Mal­gré ces fan­taisies et grâce au tal­ent des comé­di­ens – il fal­lait voir se tré­mouss­er Dorimène-Lucinde, avec son petit nez en trompette et ses cou­ettes frétil­lantes – et surtout grâce à cette mer­veilleuse langue de Molière, ce fut une fête de l’oreille qu’entendre ce par­ler si sim­ple, si dépourvu de tout arti­fice, jeux de mots, calem­bours et autres, si clair, si « coulant de source ».

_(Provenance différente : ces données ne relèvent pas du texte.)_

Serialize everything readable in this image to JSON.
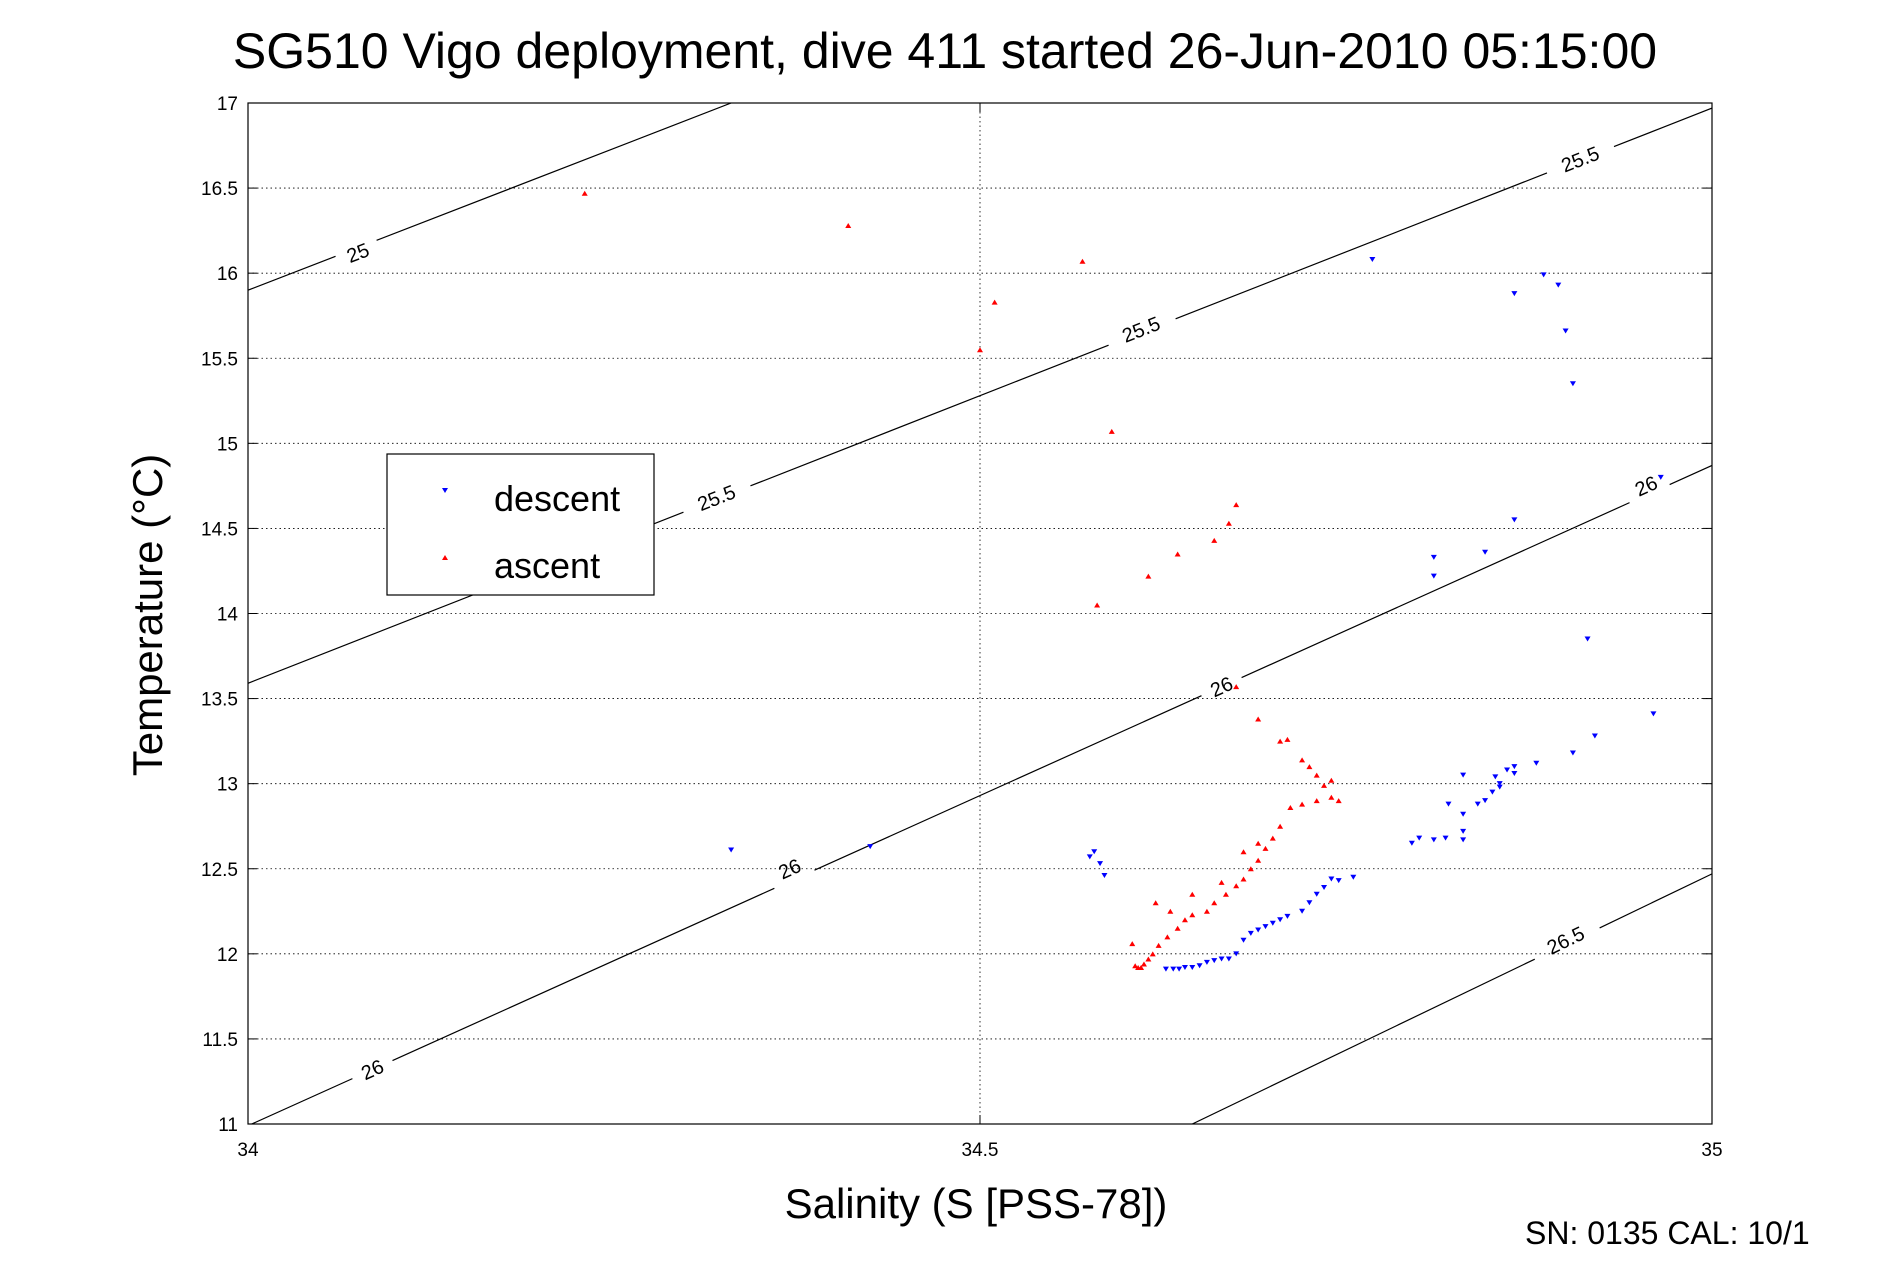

Mais pourquoi donc le met­teur en scène, dis­posant de jeunes comé­di­ens dotés d’une évi­dente maîtrise du bien dire, s’était-il aven­turé à jouer au Mec­ca­no avec la con­struc­tion dra­ma­tique de Molière. En ce mois de mai deux mille huit, l’on ne pou­vait s’empêcher de se reporter quar­ante ans en arrière, en Mai 68, moment de cafouil­lage men­tal où l’on croy­ait devoir oppos­er les con­cepts de lib­erté et d’autorité, alors qu’ils sont complémentaires.

En matière de théâtre, qu’est-il résulté de ce tohu-bohu ? Dans cer­taines salles, la dis­pari­tion du rideau de scène et de la numéro­ta­tion des places, dis­po­si­tions qui passèrent alors pour de pro­fondes avancées de l’art dra­ma­tique. Soit. Il y a cepen­dant plus grave : la sub­sis­tance, qui se ren­con­tre encore chez bien des met­teurs en scène, même jeunes, du sen­ti­ment que n’existe d’autre moyen d’exprimer leur lib­erté créa­trice que le rejet de « l’autorité de l’auteur », fût-il Molière, en se per­me­t­tant de manip­uler les textes à tout va.
Il m’arrive de me deman­der qui, des comé­di­ens ou du pub­lic, sont le plus à plaindre.